The unimolecular chemistry of solitary methyl formate cation radical (1) has been studied by a combination of ab initio molecular orbital calculations executed at the MP3/6-31G**//6-31G* + ZPVE level of theory and mass spectrometry based experiments. The minimal energy requirement path corresponds to the loss of CO to produce CH3OH.+ via a remarkably atom-specific process.
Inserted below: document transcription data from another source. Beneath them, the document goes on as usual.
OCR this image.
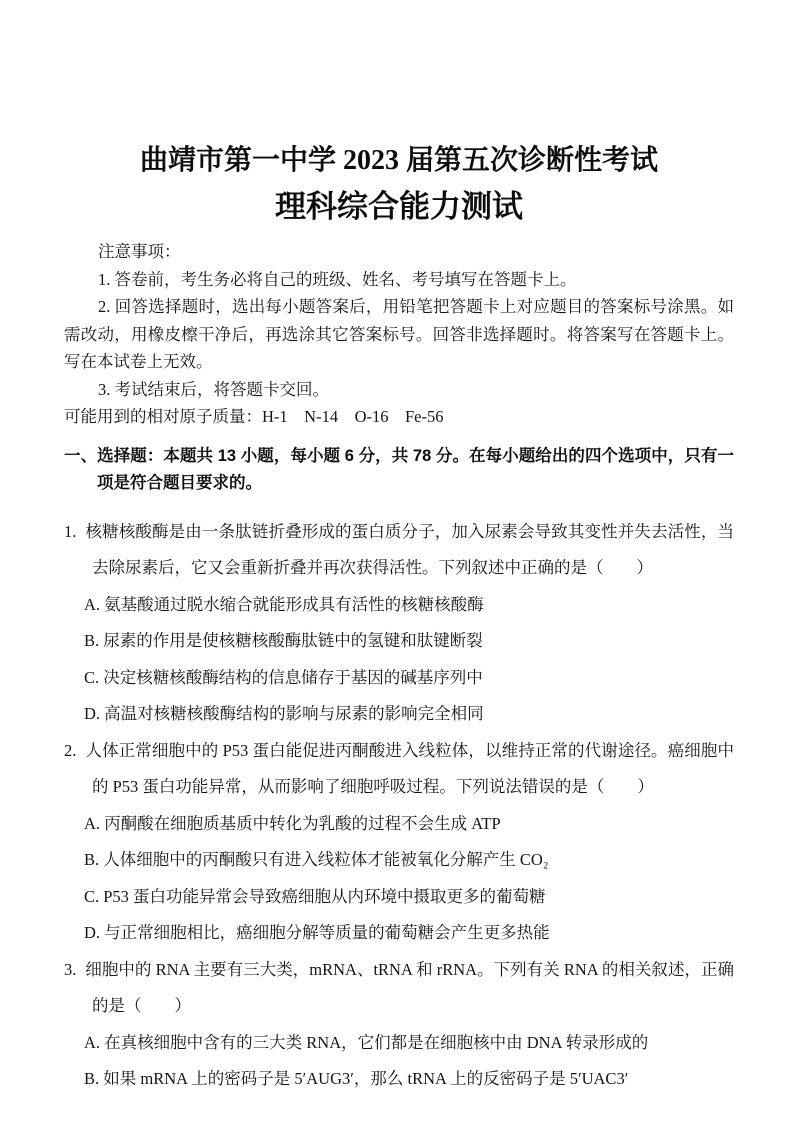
曲靖市第一中学 2023 届第五次诊断性考试
理科综合能力测试

注意事项：

1. 答卷前，考生务必将自己的班级、姓名、考号填写在答题卡上。

2. 回答选择题时，选出每小题答案后，用铅笔把答题卡上对应题目的答案标号涂黑。如需改动，用橡皮檫干净后，再选涂其它答案标号。回答非选择题时。将答案写在答题卡上。写在本试卷上无效。

3. 考试结束后，将答题卡交回。

可能用到的相对原子质量：H-1　N-14　O-16　Fe-56

一、选择题：本题共 13 小题，每小题 6 分，共 78 分。在每小题给出的四个选项中，只有一项是符合题目要求的。

1. 核糖核酸酶是由一条肽链折叠形成的蛋白质分子，加入尿素会导致其变性并失去活性，当去除尿素后，它又会重新折叠并再次获得活性。下列叙述中正确的是（　　）

A. 氨基酸通过脱水缩合就能形成具有活性的核糖核酸酶

B. 尿素的作用是使核糖核酸酶肽链中的氢键和肽键断裂

C. 决定核糖核酸酶结构的信息储存于基因的碱基序列中

D. 高温对核糖核酸酶结构的影响与尿素的影响完全相同

2. 人体正常细胞中的 P53 蛋白能促进丙酮酸进入线粒体，以维持正常的代谢途径。癌细胞中的 P53 蛋白功能异常，从而影响了细胞呼吸过程。下列说法错误的是（　　）

A. 丙酮酸在细胞质基质中转化为乳酸的过程不会生成 ATP

B. 人体细胞中的丙酮酸只有进入线粒体才能被氧化分解产生 CO₂

C. P53 蛋白功能异常会导致癌细胞从内环境中摄取更多的葡萄糖

D. 与正常细胞相比，癌细胞分解等质量的葡萄糖会产生更多热能

3. 细胞中的 RNA 主要有三大类，mRNA、tRNA 和 rRNA。下列有关 RNA 的相关叙述，正确的是（　　）

A. 在真核细胞中含有的三大类 RNA，它们都是在细胞核中由 DNA 转录形成的

B. 如果 mRNA 上的密码子是 5′AUG3′，那么 tRNA 上的反密码子是 5′UAC3′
The calculations indicate that the reaction proceeds via the hydrogen-bridged complex CH3OH...C = O.+ (5). The lowest energy pathway for the formation of 5 has been calculated to occur via a methoxy shift and simultaneous H transfer to the migrating moiety. The minimum rate for the loss of CO from 5 is small, and an intense metastable peak is produced. At slightly higher internal energies another process becomes energetically feasible: The dissociation to CH2OH+ + HCO., which too is a remarkably atom-specific reaction. Our calculations indicate that this dissociation follows a multistep path. First 1 rearranges via a hydrogen 1,4-shift to the distonic ion HC(OH)OCH2.+, 2, which in turn isomerizes to the hydrogen-bridged complex HC = O...H...O = CH2.+, 6. The rate-determining step for this sequence, 2 --> 6, is calculated to lie 4.4 kcal/mol above the dissociation limit. According to 180-labeling experiments, the oxygen atoms retain their positional integrity, and so ions 6 do not undergo a degenerate isomerization via a hydrogen 1,5-shift. At still higher energies (those corresponding to the 70-eV electron impact mass spectrum) another process leads to CH2OH+ ions, namely, the consecutive fragmentation HC(O)OCH3.+ --> CO + CH3OH.+ --> CH2OH + H.. Contrary to earlier suggestions, methoxy ions, CH3O+, are not produced from methyl formate ions. The sequence 1 --> 2 --> 6 --> CH2OH+ + HCO. is mechanistically related to that of the higher homologue; i.e., ionized methyl acetate, CH3C(O)OCH3.+, which inter alia prior to dissociation to .CH2OH/CH3C = O+ isomerizes to CH3C = O...H...O = CH2.+.